Derartige Horrorszenarien halte ich für
gefährlich und vor allen Dingen auch für ungerecht. Die
Veränderungen Ende der 60er-, Anfang der 70er-Jahre, sie waren
ja notwendig in einer Demokratie, in der nicht einfach das Wort des
Vaters als Wahrheit gelten konnte, in der Kinder und Jugendliche
lernen sollten, nachzufragen, sich eine eigene Meinung zu bilden.
Gerade bei vielen Jugendlichen beispielsweise aus patriarchal
geprägten Zuwandererfamilien sehen wir heute eben dieses
Ringen, das in jenen Jahren in den deutschen Familien stattfand.

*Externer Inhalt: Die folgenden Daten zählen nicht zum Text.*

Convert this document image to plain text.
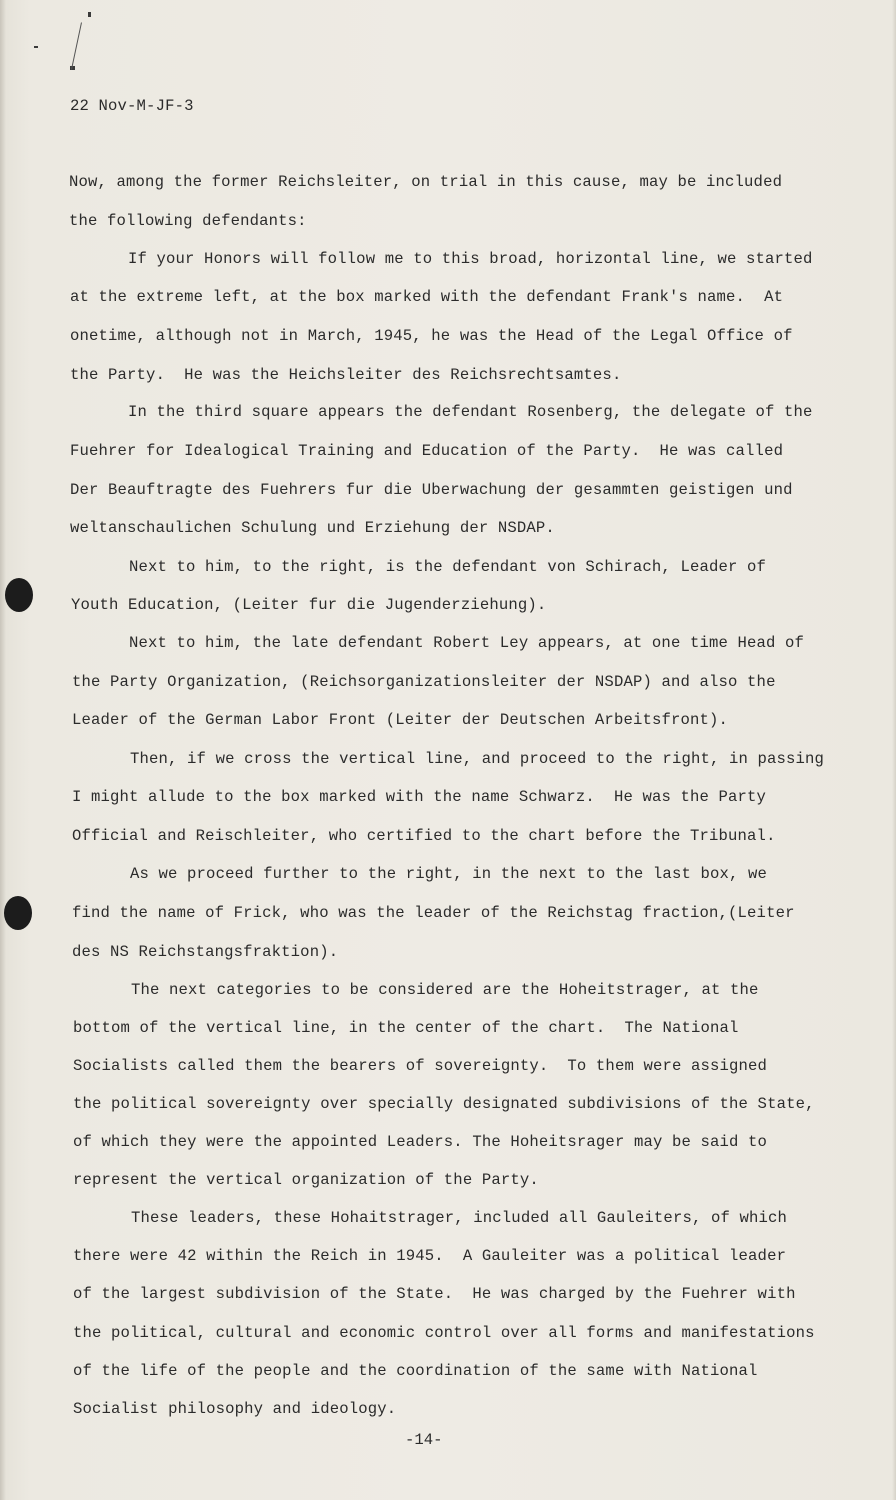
22 Nov-M-JF-3
Now, among the former Reichsleiter, on trial in this cause, may be included
the following defendants:
If your Honors will follow me to this broad, horizontal line, we started
at the extreme left, at the box marked with the defendant Frank's name.  At
onetime, although not in March, 1945, he was the Head of the Legal Office of
the Party.  He was the Heichsleiter des Reichsrechtsamtes.
In the third square appears the defendant Rosenberg, the delegate of the
Fuehrer for Idealogical Training and Education of the Party.  He was called
Der Beauftragte des Fuehrers fur die Uberwachung der gesammten geistigen und
weltanschaulichen Schulung und Erziehung der NSDAP.
Next to him, to the right, is the defendant von Schirach, Leader of
Youth Education, (Leiter fur die Jugenderziehung).
Next to him, the late defendant Robert Ley appears, at one time Head of
the Party Organization, (Reichsorganizationsleiter der NSDAP) and also the
Leader of the German Labor Front (Leiter der Deutschen Arbeitsfront).
Then, if we cross the vertical line, and proceed to the right, in passing
I might allude to the box marked with the name Schwarz.  He was the Party
Official and Reischleiter, who certified to the chart before the Tribunal.
As we proceed further to the right, in the next to the last box, we
find the name of Frick, who was the leader of the Reichstag fraction,(Leiter
des NS Reichstangsfraktion).
The next categories to be considered are the Hoheitstrager, at the
bottom of the vertical line, in the center of the chart.  The National
Socialists called them the bearers of sovereignty.  To them were assigned
the political sovereignty over specially designated subdivisions of the State,
of which they were the appointed Leaders. The Hoheitsrager may be said to
represent the vertical organization of the Party.
These leaders, these Hohaitstrager, included all Gauleiters, of which
there were 42 within the Reich in 1945.  A Gauleiter was a political leader
of the largest subdivision of the State.  He was charged by the Fuehrer with
the political, cultural and economic control over all forms and manifestations
of the life of the people and the coordination of the same with National
Socialist philosophy and ideology.
-14-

Dass Autorität etwas anderes bedeutet als autoritäres
Gebaren, musste in jenen Jahren gelernt werden. Allerdings dachten
manche nun, Kinder erzögen sich irgendwie von selbst und
würden ihren Weg ohne jede Orientierung finden. Doch es gibt
einige Beispiele, die eine notwendige Veränderung deutlich
machen:
- Das Thema Grenzen. Da ist das schöne
Beispiel der Eltern, die ihr Kind mit auf eine Party schleppen und
ganz locker erklären: "Das macht dem Kleinen gar nichts, bis
zwei Uhr morgens mit dabei zu sein." Wenn der dann völlig
übermüdet und überdreht zugleich zwischen leeren
Weinflaschen und Aschenbechern orientierungslos umherrobbt, findet
dieses Kind niemand mehr niedlich. Wesentlich besser für das
Kind wie für die Eltern und die anderen Gäste wäre
es gewesen, dieses Kind mit einem Babysitter zu Hause zu
lassen.
- Das Thema Vernachlässigung. Es gibt
vermehrt Kinder, die keinerlei Orientierung und keine Klarheit
erhalten, sich selbst überlassen bleiben.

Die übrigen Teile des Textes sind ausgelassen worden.